Dimensione letteraria
1. La pericope biblica del vangelo (Lc 24,46-53) inizia in modo conciso: «E disse loro: “Così sta scritto…”». La formula liturgica sopprime l’espressione “e disse loro”, amplificando l’incipit in questo modo: «In quel tempo, Gesù disse ai suoi discepoli: “Così sta scritto…”». Forse la formula liturgica del vangelo poteva incominciare con Lc 24,45 (“Allora aprì loro la mente per comprendere le Scritture…”). Ciò avrebbe facilitato l’ascoltatore nella comprensione di quello che Gesù sta dicendo. Il Maestro sta presentando in sintesi quanto dice la Scrittura su di Lui. I discepoli erano stati preparati (ma non lo sono gli uditori attuali) da quanto viene esplicitato al v. 45 (mancante).
2. La formula evangelica si può scandire in tre momenti: le parole di Gesù sull’adempimento dell’Antico Testamento nei confronti della sua persona e del suo Mistero Pasquale (Lc 24,46-47); la testimonianza e la missione dei Dodici (Gv 24,48-49); l’Ascensione e le sue conseguenze (Lc 24,50-52). Il fatto dell’Ascensione è scandito dall’uscita da Gerusalemme, dalla benedizione sacerdotale di Gesù, dall’Ascensione stessa e dall’adorazione dei discepoli (“si prostrarono davanti a lui”), gioiosi e accomunati dalla vita “nel tempio”.
Riflessione biblico-liturgica
1. Nei primi versetti della formula evangelica (Lc 24,46-47) Gesù riassume le profezie veterotestamentarie. Egli poco prima aveva detto ai suoi discepoli: “Bisogna che si compiano le cose scritte su di me nella legge di Mosè, nei Profeti e nei Salmi” (Lc 24,44). L’Antico Testamento aveva fondamentalmente profetizzato il Mistero Pasquale e il perdono dei peccati. Un testo veterotestamentario riassuntivo è il quarto carme del Servo di Yhwh, Is 52,13-53,12, dove il profeta annuncia le sofferenze salvifiche del Servo, il suo ritorno alla vita e il dono dei popoli a lui fatto da Dio.
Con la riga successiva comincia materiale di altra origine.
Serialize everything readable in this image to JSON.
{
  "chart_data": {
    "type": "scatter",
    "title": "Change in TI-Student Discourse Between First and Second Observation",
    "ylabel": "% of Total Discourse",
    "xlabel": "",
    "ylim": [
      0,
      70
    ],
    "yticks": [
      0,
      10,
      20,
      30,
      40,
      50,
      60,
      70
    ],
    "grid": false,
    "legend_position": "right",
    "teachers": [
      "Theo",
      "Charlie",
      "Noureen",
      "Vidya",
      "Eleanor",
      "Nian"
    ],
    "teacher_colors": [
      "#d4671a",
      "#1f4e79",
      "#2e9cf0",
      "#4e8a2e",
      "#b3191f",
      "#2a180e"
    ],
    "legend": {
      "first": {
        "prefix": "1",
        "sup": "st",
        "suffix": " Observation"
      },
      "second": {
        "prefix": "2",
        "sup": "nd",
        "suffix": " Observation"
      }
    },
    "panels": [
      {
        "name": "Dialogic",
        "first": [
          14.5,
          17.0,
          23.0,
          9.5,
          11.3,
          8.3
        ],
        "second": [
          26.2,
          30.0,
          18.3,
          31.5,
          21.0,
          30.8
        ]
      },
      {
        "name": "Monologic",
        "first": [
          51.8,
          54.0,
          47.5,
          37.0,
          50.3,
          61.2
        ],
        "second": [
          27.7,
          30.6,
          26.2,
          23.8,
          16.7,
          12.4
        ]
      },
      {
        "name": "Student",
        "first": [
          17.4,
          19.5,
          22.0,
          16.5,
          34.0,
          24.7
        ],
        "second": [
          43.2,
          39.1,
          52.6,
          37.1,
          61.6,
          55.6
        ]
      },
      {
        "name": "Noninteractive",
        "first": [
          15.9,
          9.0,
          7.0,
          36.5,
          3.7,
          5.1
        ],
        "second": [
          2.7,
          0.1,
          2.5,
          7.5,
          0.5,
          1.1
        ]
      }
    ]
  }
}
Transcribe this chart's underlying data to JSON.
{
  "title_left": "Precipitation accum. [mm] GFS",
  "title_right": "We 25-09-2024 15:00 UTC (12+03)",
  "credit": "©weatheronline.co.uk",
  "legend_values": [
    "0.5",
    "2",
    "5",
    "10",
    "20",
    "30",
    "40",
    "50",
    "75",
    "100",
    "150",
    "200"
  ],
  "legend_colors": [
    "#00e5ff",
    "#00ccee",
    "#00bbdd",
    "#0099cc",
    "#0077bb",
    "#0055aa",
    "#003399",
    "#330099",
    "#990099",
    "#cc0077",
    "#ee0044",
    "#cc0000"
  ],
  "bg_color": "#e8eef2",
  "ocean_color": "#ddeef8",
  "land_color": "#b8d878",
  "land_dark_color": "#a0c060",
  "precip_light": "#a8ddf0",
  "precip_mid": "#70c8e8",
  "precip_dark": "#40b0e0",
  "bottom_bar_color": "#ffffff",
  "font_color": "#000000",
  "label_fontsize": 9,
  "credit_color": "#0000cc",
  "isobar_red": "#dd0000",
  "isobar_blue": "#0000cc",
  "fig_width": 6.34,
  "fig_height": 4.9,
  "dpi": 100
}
2. I discepoli non sono solo testimoni della morte e della risurrezione del Signore, ma anche dell’adempimento in Gesù di tutte le Scritture. La loro testimonianza, dunque, non può circoscriversi all’evento prodigioso della risurrezione, ma si estende anche alla “rilettura” della Scrittura (Antico Testamento) secondo quanto insegnato da Gesù sull’adempimento di tutto ciò che era scritto nel Pentateuco, nei libri storico-profetici e nei Sapienziali nei confronti della sua persona. Nella Chiesa nascente, perciò, c’è stato uno studio esegetico portentoso della Scrittura per parlare in modo appropriato di Gesù; studio di cui si ha ampia traccia nel Nuovo Testamento.